More sustainable building designs are becoming commonplace in development today. From renovations that bring an aging structure into the modern era to brand new construction that exceeds environmental standards, the focus on sustainability has many benefits.
Within the sustainability conversation, there are many terms and labels floating around: National Green Building Standard, Energy Star, Green Globes and WELL Building Standard, just to name a few. Perhaps the best known and the most widely used is the LEED certification, which stands for Leadership in Energy and Environmental Design.
The U.S. Green Building Council (USGBC) created LEED in 1994 to encourage sustainable practices in design and development using tools and criteria for performance measurement. A wide range of building types, including offices, retail, residences and schools, can qualify for a LEED certification for either new construction or major renovations.

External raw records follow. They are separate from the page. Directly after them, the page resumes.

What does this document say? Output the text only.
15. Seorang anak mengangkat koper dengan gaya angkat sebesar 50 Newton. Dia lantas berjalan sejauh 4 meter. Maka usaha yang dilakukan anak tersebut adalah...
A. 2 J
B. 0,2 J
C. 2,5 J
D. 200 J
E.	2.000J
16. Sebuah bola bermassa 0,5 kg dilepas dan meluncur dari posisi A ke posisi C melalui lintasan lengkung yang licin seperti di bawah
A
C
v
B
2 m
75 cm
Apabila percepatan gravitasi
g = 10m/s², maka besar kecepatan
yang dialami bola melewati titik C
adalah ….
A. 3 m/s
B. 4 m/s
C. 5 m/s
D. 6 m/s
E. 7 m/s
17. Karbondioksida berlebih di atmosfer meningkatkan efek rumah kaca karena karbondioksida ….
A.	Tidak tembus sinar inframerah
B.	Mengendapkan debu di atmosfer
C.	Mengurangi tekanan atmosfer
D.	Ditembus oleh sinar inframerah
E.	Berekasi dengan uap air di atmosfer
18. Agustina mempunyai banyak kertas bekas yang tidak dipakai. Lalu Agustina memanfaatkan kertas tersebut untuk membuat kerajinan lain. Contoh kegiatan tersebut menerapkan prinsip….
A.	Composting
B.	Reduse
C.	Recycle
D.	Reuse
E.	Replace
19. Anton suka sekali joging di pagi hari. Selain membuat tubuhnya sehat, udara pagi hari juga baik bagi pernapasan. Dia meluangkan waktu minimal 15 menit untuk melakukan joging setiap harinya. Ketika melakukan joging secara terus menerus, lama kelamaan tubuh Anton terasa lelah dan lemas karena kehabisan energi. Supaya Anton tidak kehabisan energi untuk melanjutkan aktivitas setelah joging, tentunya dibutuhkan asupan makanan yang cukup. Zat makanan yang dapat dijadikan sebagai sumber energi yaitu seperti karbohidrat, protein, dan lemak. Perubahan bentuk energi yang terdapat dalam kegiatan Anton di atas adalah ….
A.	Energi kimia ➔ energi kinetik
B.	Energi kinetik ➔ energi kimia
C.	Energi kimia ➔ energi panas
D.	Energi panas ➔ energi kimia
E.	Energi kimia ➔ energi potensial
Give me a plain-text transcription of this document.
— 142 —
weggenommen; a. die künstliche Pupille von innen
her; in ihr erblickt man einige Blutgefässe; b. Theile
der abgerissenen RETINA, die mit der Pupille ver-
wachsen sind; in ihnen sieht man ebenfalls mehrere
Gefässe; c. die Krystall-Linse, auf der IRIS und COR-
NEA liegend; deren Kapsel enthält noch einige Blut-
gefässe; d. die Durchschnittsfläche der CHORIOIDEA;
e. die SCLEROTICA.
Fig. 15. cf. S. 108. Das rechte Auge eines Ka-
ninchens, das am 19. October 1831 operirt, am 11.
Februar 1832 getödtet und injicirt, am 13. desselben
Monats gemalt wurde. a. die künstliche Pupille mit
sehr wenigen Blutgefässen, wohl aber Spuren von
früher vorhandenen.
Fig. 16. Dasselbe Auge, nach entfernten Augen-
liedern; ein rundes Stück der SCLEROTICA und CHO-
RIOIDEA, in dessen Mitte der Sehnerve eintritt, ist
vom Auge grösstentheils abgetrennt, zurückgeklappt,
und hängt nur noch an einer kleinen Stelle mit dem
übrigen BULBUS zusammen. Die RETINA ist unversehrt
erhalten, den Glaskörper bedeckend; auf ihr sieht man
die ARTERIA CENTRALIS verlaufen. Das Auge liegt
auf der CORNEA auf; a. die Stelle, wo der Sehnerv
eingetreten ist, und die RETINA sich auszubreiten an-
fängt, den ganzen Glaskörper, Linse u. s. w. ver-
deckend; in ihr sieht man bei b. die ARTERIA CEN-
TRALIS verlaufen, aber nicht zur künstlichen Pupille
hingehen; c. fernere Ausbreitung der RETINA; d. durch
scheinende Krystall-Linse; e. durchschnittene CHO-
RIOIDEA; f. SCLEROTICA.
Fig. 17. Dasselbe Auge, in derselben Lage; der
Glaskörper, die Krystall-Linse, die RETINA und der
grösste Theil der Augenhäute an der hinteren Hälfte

To earn LEED certification, buildings are assessed on a ratings system across seven areas of concentration: Sustainable Sites, Water Efficiency, Energy and Atmosphere, Materials and Resources, Indoor Environmental Quality, Innovation in Design Process and Regional Priority.
Based on a building’s performance in those categories it can earn one of four LEED rating levels: Certificate, Silver, Gold or Platinum.
Seeking a LEED certification is voluntary, but it signals to customers, local governments, residents, tenants and other stakeholders that your building achieved important environmental goals set by the USGBC. The minimum requirements for LEED Certification include:
- Complying with environmental regulations and standards
- Meeting the threshold of floor area requirements and minimum building occupancy in terms of number of users
- Maintaining a reasonable site boundary
- Being a permanent building
- Sharing energy and water usage data
- Having a minimum building-to-site area ratio
Qualifying for a LEED certification is a time-intensive investment that should be part of the initial planning phase. Developers must register their project, then collect information and documents based on the type of certification they’re seeking. The completed application is submitted to Green Business Certification Inc. who reviews the project’s attributes and ultimately decides if the building meets the requirements and what rating the building achieves.
As of December 2020, 47 percent of the buildings in Grubb Properties’ portfolio have some kind of green certification, and we’re thrilled that The Gwendolyn is our latest project to receive a LEED certification. This office building was intentionally designed to earn this coveted designation with site features including water and energy efficiency, improved indoor environments and sustainable materials. While LEED for new construction only assesses a building during its construction phase, we also implemented features into The Gwendolyn like an enhanced HVAC system, electric vehicle charging stations and energy-efficient lighting to minimize the building’s long-term environmental footprint.
Grubb Properties is committed to green-building practices that are good for people, the community and the environment, and to further our impact we’ve aligned our Environmental, Social and Governance initiatives with the UN Sustainable Development Goals Framework. We approach every project as an opportunity to improve and lessen our environmental impact, and we seek out ways to enable our tenants and residents to join us in elevating this effort.